Die FDP-Spitze erläuterte in einer schriftlichen Erklärung ihr Nein bei der Abstimmung. Im Moment lasse sich eine Impfpflicht »nicht ausreichend gut begründen«, erklärte darin unter anderem Parteichef und Finanzminister Christian Lindner. Die AfD-Fraktionsvorsitzenden Alice Weidel und Tino Chrupalla sprachen nach der Ablehnung der Impfpflicht von einem »guten Tag für die Grundrechte« und einer schweren Niederlage für Scholz und Lauterbach.
Impfkampagne nahezu zum Erliegen gekommen
Aktuell haben mindestens 63,2 Millionen Menschen oder 76 Prozent aller Einwohner den Grundschutz mit der nötigen zweiten Spritze. Die Impfkampagne ist aber nahezu zum Erliegen gekommen. Seit Mitte März greift bereits eine erste Corona-Impfpflicht für Beschäftigte in Kliniken und Pflegeheimen. Der Chef der Deutschen Krankenhausgesellschaft, Gerald Gaß, sagte der »Rheinischen Post«: »Dass die Gesundheitsämter jetzt noch Arbeitsverbote für ungeimpfte Personen im Gesundheitswesen aussprechen, halte ich für nicht vorstellbar.«
Der Sozialverband Deutschland appellierte an Parlament und Regierung, die Gespräche über eine allgemeine Impfpflicht weiterzuführen.
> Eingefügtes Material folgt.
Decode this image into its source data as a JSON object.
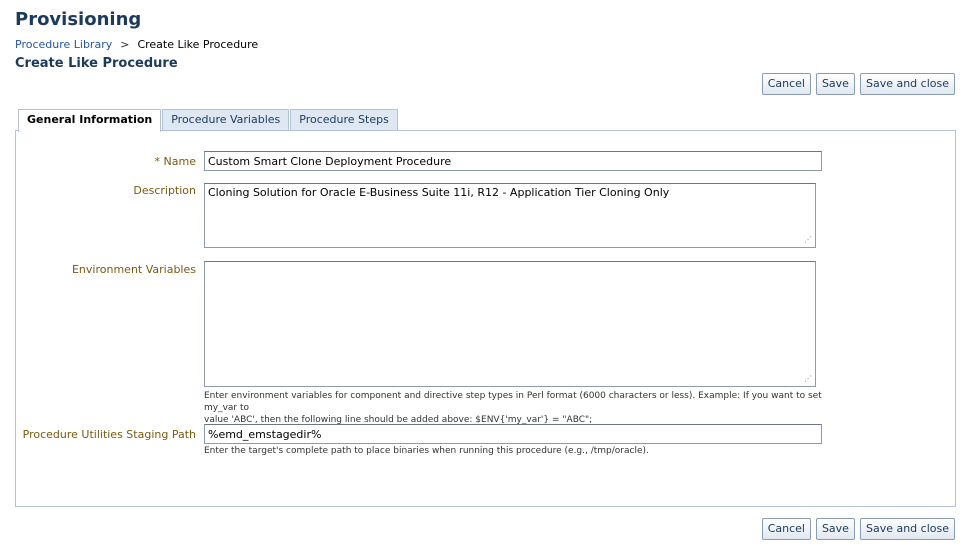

Arbeitgeberpräsident Rainer Dulger sagte, nun sei es noch wichtiger, dass jeder seinen Beitrag für eine möglichst hohe Impfquote leiste. Der Patientenschützer Eugen Brysch sagte den Zeitungen der Funke-Mediengruppe, es sei gut, dass der Bundestag die Selbstbestimmung gestärkt habe. Es sei »kein Gegensatz, für die Impfung zu werben und bei der Impfpflicht skeptisch zu sein«. Kassenärzte-Chef Andreas Gassen sagte, der Bundestag habe letztlich doch das politische Versprechen gehalten, keine Impfpflicht einzuführen.